在 C 中,为什么不能在声明后将字符串分配给 char 数组?
[英]In C, why can't I assign a string to a char array after it's declared?
问题描述
This has been bugging me for a while.
这已经困扰我一段时间了。
struct person {
char name[15];
int age;
};
struct person me;
me.name = "nikol";
when I compile I get this error:当我编译时出现此错误:
error: incompatible types when assigning to type 'char[15]' from type 'char *'
am I missing something obvious here?我在这里遗漏了一些明显的东西吗?
6 个解决方案
解决方案1
20 已采纳 2014-11-01 21:45:38
Arrays are second-class citizens in C, they do not support assignment.数组是 C 中的二等公民,它们不支持赋值。
char x[] = "This is initialization, not assignment, thus ok.";
This does not work:这不起作用:
x = "Compilation-error here, tried to assign to an array.";
Use library-functions or manually copy every element for itself:使用库函数或手动复制每个元素:
#include <string.h>
strcpy(x, "The library-solution to string-assignment.");
解决方案2
8 2014-11-01 21:40:22
me.name = "nikol"; is wrong !!是错的 !! you need to use strcpy()你需要使用strcpy()
when you do x = "Some String" , actually you are putting the starting address of the static string "Some String" into variable x .当您执行x = "Some String" ,实际上您将静态字符串"Some String"的起始地址放入变量x 。 In your case, name is a static array, and you cannot change the address.在您的情况下, name是一个静态数组,您不能更改地址。 What you need, is to copy your string to the already allocated array name .您需要的是将您的字符串复制到已分配的数组name 。 For that, use strcpy() .为此,请使用strcpy() 。
解决方案3
3 2014-11-01 22:04:59
First of all, you need to know the following points:首先,您需要了解以下几点:
- In C, text strings are just arrays.在 C 中,文本字符串只是数组。

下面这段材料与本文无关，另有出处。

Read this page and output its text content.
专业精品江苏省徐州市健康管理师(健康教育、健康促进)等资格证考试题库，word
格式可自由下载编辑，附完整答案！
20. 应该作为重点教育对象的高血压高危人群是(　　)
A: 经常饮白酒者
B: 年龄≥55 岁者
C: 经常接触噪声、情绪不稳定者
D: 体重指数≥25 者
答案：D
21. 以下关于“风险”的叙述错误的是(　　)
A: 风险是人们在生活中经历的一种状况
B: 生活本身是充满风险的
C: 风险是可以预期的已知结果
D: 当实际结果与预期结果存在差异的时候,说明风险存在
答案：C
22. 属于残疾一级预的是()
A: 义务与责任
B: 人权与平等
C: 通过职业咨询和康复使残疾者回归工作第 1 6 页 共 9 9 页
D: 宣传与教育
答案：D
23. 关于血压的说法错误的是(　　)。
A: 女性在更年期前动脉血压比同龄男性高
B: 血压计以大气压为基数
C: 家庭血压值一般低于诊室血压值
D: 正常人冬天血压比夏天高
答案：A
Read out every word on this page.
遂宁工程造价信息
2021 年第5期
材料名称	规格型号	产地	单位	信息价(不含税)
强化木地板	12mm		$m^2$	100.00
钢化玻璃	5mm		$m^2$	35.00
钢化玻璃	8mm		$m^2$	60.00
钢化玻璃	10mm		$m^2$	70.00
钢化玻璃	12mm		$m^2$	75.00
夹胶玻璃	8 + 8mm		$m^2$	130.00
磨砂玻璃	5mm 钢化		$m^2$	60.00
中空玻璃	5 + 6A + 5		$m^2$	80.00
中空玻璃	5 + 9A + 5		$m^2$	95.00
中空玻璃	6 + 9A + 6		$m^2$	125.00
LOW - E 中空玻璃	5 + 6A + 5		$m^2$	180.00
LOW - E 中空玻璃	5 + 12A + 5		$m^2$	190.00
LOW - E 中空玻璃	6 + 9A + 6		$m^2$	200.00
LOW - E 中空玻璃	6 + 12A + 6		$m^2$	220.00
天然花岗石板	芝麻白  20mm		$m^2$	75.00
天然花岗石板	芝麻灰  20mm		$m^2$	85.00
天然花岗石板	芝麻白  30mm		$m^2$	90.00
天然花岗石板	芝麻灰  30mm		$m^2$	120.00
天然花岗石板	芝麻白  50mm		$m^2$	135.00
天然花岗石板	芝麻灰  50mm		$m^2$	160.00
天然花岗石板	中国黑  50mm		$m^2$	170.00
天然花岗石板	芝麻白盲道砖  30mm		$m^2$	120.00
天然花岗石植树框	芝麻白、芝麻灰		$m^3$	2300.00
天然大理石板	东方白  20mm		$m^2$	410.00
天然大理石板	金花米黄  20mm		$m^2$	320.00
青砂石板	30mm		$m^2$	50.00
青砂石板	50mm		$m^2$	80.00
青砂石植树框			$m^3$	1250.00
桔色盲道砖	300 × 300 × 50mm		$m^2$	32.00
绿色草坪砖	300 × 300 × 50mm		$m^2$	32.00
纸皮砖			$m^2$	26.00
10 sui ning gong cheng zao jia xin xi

- In C, array variables are basically just pointers.在 C 中,数组变量基本上只是指针。
So, char mytext[12];所以, char mytext[12]; is essentially just declaring a char pointer called mytext that stores the address of the first (zero'th) element of the array/string.本质上只是声明一个名为mytext的字符指针,该指针存储数组/字符串的第一个(第零个)元素的地址。
This code is therefore valid:因此,此代码有效:
#include <stdio.h>
int main(int argc, char *argv[])
{
const char a[] = "Hello";
const char *b = a;
printf("%s\n", b);
return 0;
}
The important thing to note here is that re-assigning b doesn't change the contents of whatever it points to - it changes the thing that it points to.这里要注意的重要一点是,重新分配b不会改变它指向的任何内容——它改变了它指向的东西。
However, there are cases where arrays and pointers behave differently.但是,在某些情况下,数组和指针的行为会有所不同。 In the example above, a cannot be reassigned.在上面的例子中, a不能被重新分配。 If you try, you'll get an error .如果你尝试,你会得到一个错误。
To go back to you original example, this structure:回到你原来的例子,这个结构:
struct person{
char name[15];
int age;
};
...can be thought of as a 19-byte structure* of which the first 15 bytes are earmarked for storing a string. ...可以被认为是一个 19 字节的结构*,其中前 15 个字节专门用于存储字符串。 The name attribute stores the address of the first byte, so you know where those 15 bytes live in memory - you just need to write something useful into them. name属性存储第一个字节的地址,因此您知道这 15 个字节在内存中的位置 - 您只需要向其中写入一些有用的内容。
This is where functions such as sprintf() or strcpy() come into play - they copy data into the address defined by name rather than re-assigning name itself.这就是sprintf()或strcpy()等函数发挥作用的地方——它们将数据复制到由name定义的地址中,而不是重新分配name本身。
* Assuming that sizeof(int) is 4 and the structure is not padded, of course... * 假设sizeof(int)是 4 并且结构没有被填充,当然...
解决方案4
0 2014-11-01 21:50:40
The initialization: 初始化:
char name[15]
is creating a char array, 15 bytes in size. 正在创建一个15字节的char数组。
"nikol" is a string literal, which is type 'char *', ie a pointer to a string. “nikol”是一个字符串文字,类型为“char *”,即指向字符串的指针。 They are incompatible types. 它们是不兼容的类型。 You need to copy the string into the array, like so: 您需要将字符串复制到数组中,如下所示:
strcpy(me.name, "nikol")
解决方案5
0 2020-07-23 12:18:58
You first must understand how memory assignment work in array .您首先必须了解内存分配如何在数组中工作。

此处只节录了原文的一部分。